Mais durant ces quelques jours, Zhuang Rong constata que son fils n'était pas paresseux. Lin Jiang se levait tôt chaque jour. Il lançait des sorts pour arroser l'Herbe Pousse-Jaune, nourrissait les cochons et les poissons, inspectait les terres spirituelles, cultivait et s'exerçait aux sorts. Ses journées étaient bien remplies ; il n'aimait simplement pas le travail pénible.
Zhuang Rong remarqua également que Lin Jiang avait un très bon caractère. Bien que traité de « honte de la famille Lin » pendant des décennies, il n'avait jamais riposté. Il était bon avec les métayers et les serviteurs. À ses yeux, son fils était vraiment remarquable.
« Quel dommage — un si bon fils qui ne veut pas se marier », songea Zhuang Rong avec tristesse.
Elle en était de plus en plus satisfaite. Le seul regret restait son refus du mariage. Elle l'avait exhorté maintes fois, et bien des tentatives d'entremise avaient échoué. À l'évidence, il le faisait exprès. Elle ne comprenait pas ses raisons.
Lin Jiang n'avait aucune idée de ce que pensait Zhuang Rong. Il vivait simplement sa vie. Depuis qu'il avait atteint le stade intermédiaire du Raffinement du Qi, il était devenu plus occupé qu'avant.
Parfois, en se posant, Lin Jiang songeait : « J'ai l'impression d'être plus stressé que dans un boulot de bureau. J'étais censé lever le pied ! »
Puis il se disait que c'était logique. Lever le pied ou baisser les bras, c'est la mentalité du salarié — ne jamais laisser le patron contrôler sa vie. Or il n'était plus salarié.
Tout le Domaine du Pêcher Spirituel lui appartenait. Tous les revenus lui revenaient. Quoi qu'il fasse, c'était pour lui-même. Il était devenu le patron. Les quelques centaines de métayers étaient ses employés. C'étaient eux qui étaient censés lever le pied.
En raisonnant ainsi, Lin Jiang se sentit bien mieux. Il eut plus d'entrain au travail. Ses journées étaient épanouissantes.
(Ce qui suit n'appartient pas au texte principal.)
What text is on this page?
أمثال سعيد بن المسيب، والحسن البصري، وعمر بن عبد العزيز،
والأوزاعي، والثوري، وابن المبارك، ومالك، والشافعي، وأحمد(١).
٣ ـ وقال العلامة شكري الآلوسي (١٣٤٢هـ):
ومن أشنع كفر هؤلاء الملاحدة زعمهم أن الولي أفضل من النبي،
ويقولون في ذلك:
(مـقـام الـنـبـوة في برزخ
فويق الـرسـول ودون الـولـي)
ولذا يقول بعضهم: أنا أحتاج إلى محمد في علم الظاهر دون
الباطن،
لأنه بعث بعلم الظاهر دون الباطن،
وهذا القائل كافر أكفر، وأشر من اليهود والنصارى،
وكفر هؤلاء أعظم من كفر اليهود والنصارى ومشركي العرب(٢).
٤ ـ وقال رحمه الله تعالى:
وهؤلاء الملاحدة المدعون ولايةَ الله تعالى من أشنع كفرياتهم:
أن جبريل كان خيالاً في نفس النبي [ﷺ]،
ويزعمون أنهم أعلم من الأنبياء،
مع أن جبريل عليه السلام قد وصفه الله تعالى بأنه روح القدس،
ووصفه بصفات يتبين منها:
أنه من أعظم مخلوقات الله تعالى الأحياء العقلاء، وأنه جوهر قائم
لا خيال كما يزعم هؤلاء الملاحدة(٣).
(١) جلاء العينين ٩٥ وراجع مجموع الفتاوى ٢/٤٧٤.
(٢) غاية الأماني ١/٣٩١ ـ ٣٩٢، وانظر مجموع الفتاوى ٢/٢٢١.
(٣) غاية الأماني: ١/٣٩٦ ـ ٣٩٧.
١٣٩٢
Le temps est cruel : trois années passèrent encore ainsi. Le jour de ses quarante-cinq ans, au Domaine du Pêcher Spirituel, Lin Ying débarqua soudain. Son visage extrêmement pâle fit une belle frayeur à Zhuang Rong comme à Lin Jiang.
Ce n'est qu'après un interrogatoire approfondi qu'il apprit que Lin Ying était blessée. La famille Lin avait elle aussi subi de lourdes pertes — plus de dix personnes avaient été tuées. C'était le premier coup dur pour la famille Lin après des décennies d'ascension.